ARLINGTON – Whenever Hunter Urionaguena passes by Arlington Hardware and Lumber store from now on where his uncle’s memorial bench sits out front, he’ll have a visual reminder nearby of his own hometown legacy: an artistic metal bike rack he designed himself.
“It’s like a yearbook that’s actually going to last,” said Hunter, a welding and manufacturing student who just graduated from Arlington High School.
His was one of 12 bike racks installed around downtown by city workers Wednesday, a project involving 22 students in CTE teacher Collin Nelson’s Advanced Engineering and Manufacturing class.
Students, parents, relatives and school district staff gathered at City Hall to watch the first racks go up. Some seniors were seeing their racks for the first time since they hadn’t been finished until a couple days after graduation, Nelson said.
The pieces are called “shadow” bike racks because they cast a shadow on the ground of the shape cut into the metal, including ducks in flight, dragonflies, butterflies, cows, a tractor and the Arlington Fly-In logo.
The students used computer-aided design software to capture their ideas.
Hunter’s bike rack depicts the backside of a logging truck carrying a full load, a tribute to an industry that is central to both sides of his family, and one that he works for full-time with Pacific Logging Co.
While he said it’s “pretty cool” how the end product turned out, he added, “It made me mad trying to figure out how to use the CAD program. I couldn’t exactly figure out how to do what I wanted it to do.”
He eventually worked it out, said his mom, Lynn, and through his exceptional welding skills and hands-on know how, he produced a bike rack that she loved.
“Welding is his thing; logging is his life,” she said.
The bike rack designed by Ian Seward, showing two ducks in flight, means a lot to him not just from childhood memories of feeding bread to the mallards with his parents at Gleneagle pond, but also for the new memories of completing the project with classmates.
“It’s great to know that the bike rack will be there twenty years later,” he said. “It’s like something I can look back on. When I return here, and eventually I will, I’ll be able to say I remember that high school class.”
Ian was one of a handful of students who scored high at the state SkillsUSA competition, then moved to nationals in Louisville, Kentucky last month. It was a showcase of the brightest college and high school CTE students from around the country, and a golden networking opportunity to meet with major manufacturers and recruiters, Ian said.

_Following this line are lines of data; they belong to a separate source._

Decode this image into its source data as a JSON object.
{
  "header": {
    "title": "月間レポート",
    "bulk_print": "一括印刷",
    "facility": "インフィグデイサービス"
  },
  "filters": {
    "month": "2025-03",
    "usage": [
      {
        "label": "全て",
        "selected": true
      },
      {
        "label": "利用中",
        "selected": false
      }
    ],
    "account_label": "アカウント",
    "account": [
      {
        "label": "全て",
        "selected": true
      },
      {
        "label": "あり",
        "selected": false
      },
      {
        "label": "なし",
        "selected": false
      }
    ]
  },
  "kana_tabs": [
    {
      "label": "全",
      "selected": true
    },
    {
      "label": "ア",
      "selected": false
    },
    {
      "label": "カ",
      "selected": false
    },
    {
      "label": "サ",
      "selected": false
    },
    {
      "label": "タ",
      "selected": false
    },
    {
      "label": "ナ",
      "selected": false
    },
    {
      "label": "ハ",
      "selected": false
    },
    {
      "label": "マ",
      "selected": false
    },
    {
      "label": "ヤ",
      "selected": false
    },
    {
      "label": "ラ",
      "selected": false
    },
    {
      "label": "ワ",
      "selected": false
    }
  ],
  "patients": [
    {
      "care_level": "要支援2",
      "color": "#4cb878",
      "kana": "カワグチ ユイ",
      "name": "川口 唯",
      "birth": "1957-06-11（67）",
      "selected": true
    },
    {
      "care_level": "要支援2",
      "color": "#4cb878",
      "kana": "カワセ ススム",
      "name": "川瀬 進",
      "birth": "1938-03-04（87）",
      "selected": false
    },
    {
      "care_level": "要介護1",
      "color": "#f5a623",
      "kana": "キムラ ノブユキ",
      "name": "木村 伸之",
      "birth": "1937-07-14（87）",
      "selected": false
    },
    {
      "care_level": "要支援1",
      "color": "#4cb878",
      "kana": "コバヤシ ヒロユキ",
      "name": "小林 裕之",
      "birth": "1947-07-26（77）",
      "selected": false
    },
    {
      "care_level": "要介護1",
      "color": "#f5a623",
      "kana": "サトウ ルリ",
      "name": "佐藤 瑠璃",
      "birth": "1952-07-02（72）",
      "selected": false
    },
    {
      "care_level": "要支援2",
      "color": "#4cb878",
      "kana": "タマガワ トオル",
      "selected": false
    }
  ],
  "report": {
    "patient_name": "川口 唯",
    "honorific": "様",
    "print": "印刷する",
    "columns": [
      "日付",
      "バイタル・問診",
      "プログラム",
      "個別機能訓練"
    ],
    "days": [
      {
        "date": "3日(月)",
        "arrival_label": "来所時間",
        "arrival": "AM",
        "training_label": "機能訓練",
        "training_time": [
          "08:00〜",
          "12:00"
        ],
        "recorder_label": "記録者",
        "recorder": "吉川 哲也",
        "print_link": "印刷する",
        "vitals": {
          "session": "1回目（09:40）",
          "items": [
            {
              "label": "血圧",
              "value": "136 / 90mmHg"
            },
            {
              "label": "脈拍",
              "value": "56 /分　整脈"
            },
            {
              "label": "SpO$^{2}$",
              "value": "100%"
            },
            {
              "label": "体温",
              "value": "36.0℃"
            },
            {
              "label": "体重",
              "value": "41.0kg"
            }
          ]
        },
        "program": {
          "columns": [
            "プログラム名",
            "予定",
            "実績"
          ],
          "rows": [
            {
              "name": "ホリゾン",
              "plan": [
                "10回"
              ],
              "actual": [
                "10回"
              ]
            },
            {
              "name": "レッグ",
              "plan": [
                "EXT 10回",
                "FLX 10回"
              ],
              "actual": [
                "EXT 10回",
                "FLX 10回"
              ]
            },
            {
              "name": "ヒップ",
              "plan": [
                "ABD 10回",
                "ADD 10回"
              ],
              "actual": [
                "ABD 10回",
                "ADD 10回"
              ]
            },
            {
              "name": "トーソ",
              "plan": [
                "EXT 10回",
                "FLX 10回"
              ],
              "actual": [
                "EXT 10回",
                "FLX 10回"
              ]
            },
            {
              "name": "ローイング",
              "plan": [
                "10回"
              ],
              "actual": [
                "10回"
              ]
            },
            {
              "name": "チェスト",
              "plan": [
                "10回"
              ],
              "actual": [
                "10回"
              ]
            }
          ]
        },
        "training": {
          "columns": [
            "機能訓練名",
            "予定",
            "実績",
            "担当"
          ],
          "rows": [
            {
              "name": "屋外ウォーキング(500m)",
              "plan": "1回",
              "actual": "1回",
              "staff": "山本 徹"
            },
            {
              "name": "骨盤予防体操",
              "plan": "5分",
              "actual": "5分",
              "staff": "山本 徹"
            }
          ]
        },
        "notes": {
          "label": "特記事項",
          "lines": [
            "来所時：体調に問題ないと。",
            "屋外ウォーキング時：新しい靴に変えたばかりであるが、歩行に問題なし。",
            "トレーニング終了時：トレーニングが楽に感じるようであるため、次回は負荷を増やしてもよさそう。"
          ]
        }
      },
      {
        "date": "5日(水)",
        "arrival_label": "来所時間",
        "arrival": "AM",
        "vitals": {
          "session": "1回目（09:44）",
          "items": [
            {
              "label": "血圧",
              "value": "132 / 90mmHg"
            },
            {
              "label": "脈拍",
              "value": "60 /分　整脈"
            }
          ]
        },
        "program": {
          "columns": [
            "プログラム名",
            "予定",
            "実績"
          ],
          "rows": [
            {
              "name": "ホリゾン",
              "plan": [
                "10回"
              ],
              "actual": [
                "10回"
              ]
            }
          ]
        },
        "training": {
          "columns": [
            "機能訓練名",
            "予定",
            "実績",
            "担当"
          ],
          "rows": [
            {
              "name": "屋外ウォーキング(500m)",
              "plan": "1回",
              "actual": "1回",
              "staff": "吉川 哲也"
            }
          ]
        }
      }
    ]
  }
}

The bike rack project originated with Mayor Barb Tolbert last fall. She sought decorative and functional bike racks for locations downtown in front of businesses mostly along Olympic Avenue that wouldn’t interfere with walkers. Nelson’s students approached the project as if they were pitching their concepts to contract with the city for services.
Going forward, Nelson’s equipment at the high school was unable to cut the bike rack designs, so workers at Universal Aerospace in Arlington helped out using their own precision manufacturing equipment that creates aerospace parts.
Each bike rack also includes a metal plate identifying the student designer by name, an “AHS Eagles” graphic and the Universal Aerospace logo.
Universal’s generosity knows no bounds.
On Monday, the school board approved a donation from the company of quality scrap metal valued at $6,500 for high school’s manufacturing program. The metal includes aluminum and stainless steel that the high school’s new TIG (Tungsten inert gas) welders can use, enabling students to become more proficient in working with those materials.
Nelson said the school district bought into the project last fall once officials realized that these were going to be permanent fixtures downtown. “The bike racks were going to get made and were going to stay there. They weren’t going to get taken down or thrown in the trash.”